Der Wald macht ihn so richtig glücklich

Er hat ein Gesicht wie eine knorrige Bündner Lärche, steht genau­so fest verankert im Leben. Als Ausgleich zum Beruf tobt sich der Schauspieler in seinem Forst aus.

Hier fühlt er sich frei und gut: im Wald, mit seiner «Stihl» im Anschlag, den Helm auf dem Kopf. Bereit, Bäume zu fällen. Mit Wonne lässt Andrea Zogg (60) den Motor brummen, zerkleinert einen  im letzten Sturm gefallenen Stamm. «Für mich ist das Erholung und Ausgleich, etwas mit den Händen zu tun.»

Er könnte das Feuerholz für die Kachelöfen seines Bauernhauses im Klettgau auch kaufen. Doch da fehlt der Spass. «Anfangs ging ich mit einem Freund in den Wald. Doch dann wollte ich meinen eigenen Forst. Hier habe ich 4000 Quadratmeter. Zwei Bäume fälle ich pro Jahr zum Heizen. Dazu kommen Arbeiten wie den Wald aufräumen, das Holz stückeln, trocknen, lagern …»

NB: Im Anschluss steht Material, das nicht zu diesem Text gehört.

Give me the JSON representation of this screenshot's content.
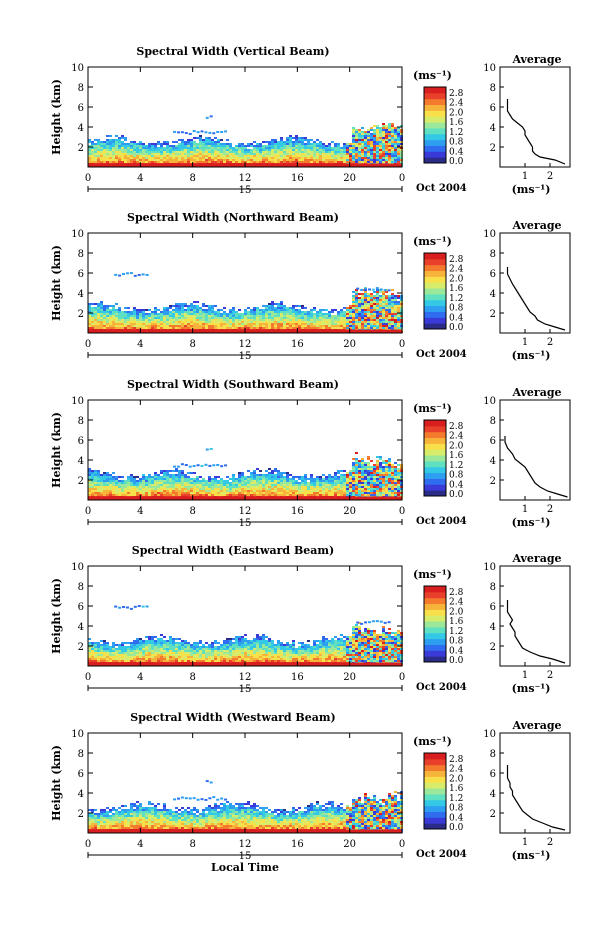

Als der Schauspieler und seine Frau vor zehn Jahren aus Bremen (D) zurück in die Schweiz ziehen wollten, waren ihre drei Söhne erwachsen. «Wir suchten etwas auf dem Land. Lange fanden wir nichts Passendes. Irgendetwas war immer falsch: Entweder war es zu marode oder zu weit weg.» Vom Klettgau ist er mit seinem neuen Elektroauto in einer halben Stunde in Zürich. Hauptwohnsitz für Zogg und seine Frau, die Dokumentarfilmerin Eva Roselt, ist aber Tamins im Bündnerland. Auch, weil dort ihr zweitältester, autistischer Sohn Paul (29) in einem Heim lebt und sie ihn regelmässig zu sich holen.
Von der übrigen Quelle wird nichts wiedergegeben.